Sunday, December 27, 2009

Mad as Bloody Badgers

Well, someone out there is stark raving mad. The sad thing is, the numbers seem to be rising.
Within the last few days, a nutcase tried to blow his leg up on an aeroplane heading into Detroit.
Of course, this has prompted reactions from the various authorities, including the following:
Canada has decreed that all arriving aircraft will have to sit on the tarmac for an hour before anybody can get off. Oh! That is clever! Exploding leg nutcases will never figure out that the time and place to detonate his leg will be somewhere other than on the runway in Canada.
The President of the USA has ordered a review of airline security. This apparently includes a ban on leaving your seat in the final hour before landing. Hello! These headbangers have no particular desire to leave their seats, unless it is through a gaping hole in the fuselage which they had recently created.
Not only can you not leave your seat; you are banned from having a blanket on your lap during this final hour. So; you can't go to the toilet for an hour but, should you piss yourself as a result, well you can't hide your shame under a blanket either!
The UK, at the behest of their American masters, has introduced matching restrictions which include a limit of one piece of hand baggage. Well, that will fix everything, won't it? If the next nutcase should try a similar stunt, he will be thwarted by the fact he will be unable to hide his exploding leg in a briefcase.
The British authorities, again at the behest of their American masters, have announced that Britain would consider having "more in-flight air marshals". Just the job, eh? If the exploding leg fanatics don't get you, the stray bullets whizzing around the cabin will!

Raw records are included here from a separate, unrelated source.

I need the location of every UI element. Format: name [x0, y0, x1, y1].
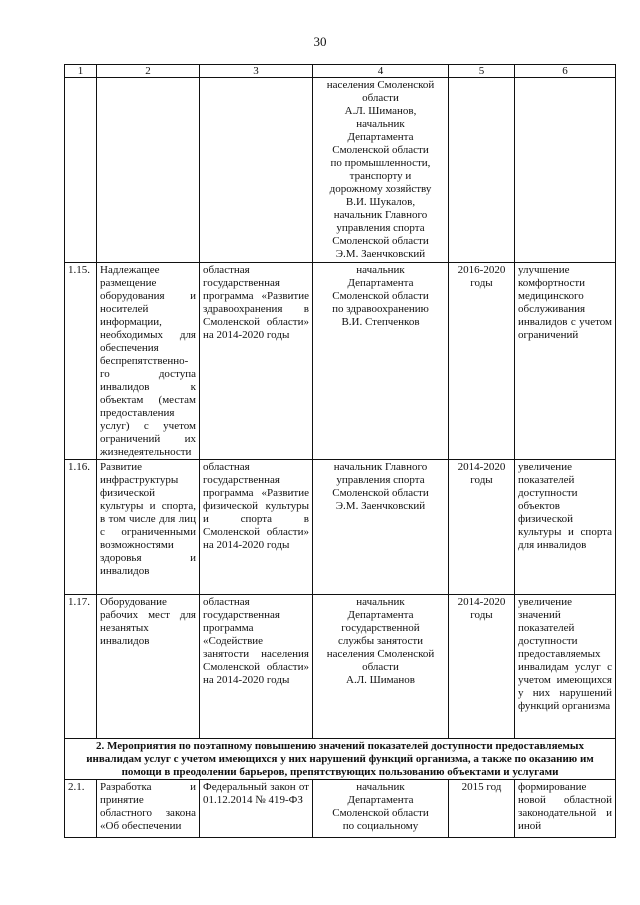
measure-cell: Разработка и принятие областного закона «Об обеспечении [97, 780, 200, 838]
result-cell: увеличение значений показателей доступности предоставляемых инвалидам услуг с учетом имеющихся у них нарушений функций организма [515, 595, 616, 739]
period-cell: 2016-2020 годы [449, 263, 515, 460]
column-number: 2 [97, 65, 200, 78]
responsible-cell: начальник Главного управления спорта Смоленской области Э.М. Заенчковский [313, 460, 449, 595]
period-cell: 2014-2020 годы [449, 460, 515, 595]
column-number: 5 [449, 65, 515, 78]
row-number: 1.15. [65, 263, 97, 460]
column-number-row [65, 65, 616, 78]
period-cell [449, 78, 515, 263]
measure-cell: Развитие инфраструктуры физической культуры и спорта, в том числе для лиц с ограниченными возможностями здоровья и инвалидов [97, 460, 200, 595]
result-cell: увеличение показателей доступности объектов физической культуры и спорта для инвалидов [515, 460, 616, 595]
result-cell: улучшение комфортности медицинского обслуживания инвалидов с учетом ограничений [515, 263, 616, 460]
period-cell: 2014-2020 годы [449, 595, 515, 739]
row-number [65, 78, 97, 263]
measure-cell: Оборудование рабочих мест для незанятых инвалидов [97, 595, 200, 739]
responsible-cell: начальник Департамента Смоленской области по социальному [313, 780, 449, 838]
column-number: 4 [313, 65, 449, 78]
row-number: 1.17. [65, 595, 97, 739]
basis-cell: областная государственная программа «Содействие занятости населения Смоленской области» на 2014-2020 годы [200, 595, 313, 739]
responsible-cell: населения Смоленской области А.Л. Шиманов, начальник Департамента Смоленской области по промышленности, транспорту и дорожному хозяйству В.И. Шукалов, начальник Главного управления спорта Смоленской области Э.М. Заенчковский [313, 78, 449, 263]
plan-table [64, 64, 616, 838]
result-cell: формирование новой областной законодательной и иной [515, 780, 616, 838]
section-heading-row [65, 739, 616, 780]
result-cell [515, 78, 616, 263]
measure-cell: Надлежащее размещение оборудования и носителей информации, необходимых для обеспечения беспрепятственно-го доступа инвалидов к объектам (местам предоставления услуг) с учетом ограничений их жизнедеятельности [97, 263, 200, 460]
table-row [65, 460, 616, 595]
table-row [65, 595, 616, 739]
column-number: 1 [65, 65, 97, 78]
table-row [65, 263, 616, 460]
column-number: 3 [200, 65, 313, 78]
basis-cell [200, 78, 313, 263]
basis-cell: областная государственная программа «Развитие здравоохранения в Смоленской области» на 2014-2020 годы [200, 263, 313, 460]
section-title: 2. Мероприятия по поэтапному повышению значений показателей доступности предоставляемых инвалидам услуг с учетом имеющихся у них нарушений функций организма, а также по оказанию им помощи в преодолении барьеров, препятствующих пользованию объектами и услугами [65, 739, 616, 780]
table-row [65, 78, 616, 263]
basis-cell: Федеральный закон от 01.12.2014 № 419-ФЗ [200, 780, 313, 838]
measure-cell [97, 78, 200, 263]
page-number: 30 [313, 34, 327, 49]
table-row [65, 780, 616, 838]
basis-cell: областная государственная программа «Развитие физической культуры и спорта в Смоленской области» на 2014-2020 годы [200, 460, 313, 595]
period-cell: 2015 год [449, 780, 515, 838]
responsible-cell: начальник Департамента государственной службы занятости населения Смоленской области А.Л. Шиманов [313, 595, 449, 739]
row-number: 1.16. [65, 460, 97, 595]
row-number: 2.1. [65, 780, 97, 838]
responsible-cell: начальник Департамента Смоленской области по здравоохранению В.И. Степченков [313, 263, 449, 460]
column-number: 6 [515, 65, 616, 78]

It is not only the aviation/security sector that attracts loonies. Far from it.
Look at the example in the news today of a bingo caller in East Anglia being told to adjust his vocabulary to suit political correctness.
I kid you not! For years, people have become used to the cry of "Two fat ladies" when the 88 ball is drawn.
A spokeswoman (bloody hell! shouldn't that be 'spokesperson'?) from Sudbury Town Council said "In particular with John being a councillor we have to be politically correct."

Other items in the news today include an item about a heroin user being tested for anthrax.
Be honest; who actually thinks we should give a toss whether this herbert has anthrax or not, as long as he keeps it to himself. If you are stupid enough to stick needles full of crap into yourself, what possible difference could the odd spot of anthrax make? (Other than saving us tax payers a bloody fortune on your fruitless re-hab courses).

Not only does the UK have its share of nutters; I see in today's news that eunuchs in Pakistan are to "get their own gender". Where does that line get drawn? Will we end up with a selection of genders from which we can choose, regardless of what biology says we are:
Male; Female; Eunuch; Undecided; A bit of this and a bit of that; Jedi?????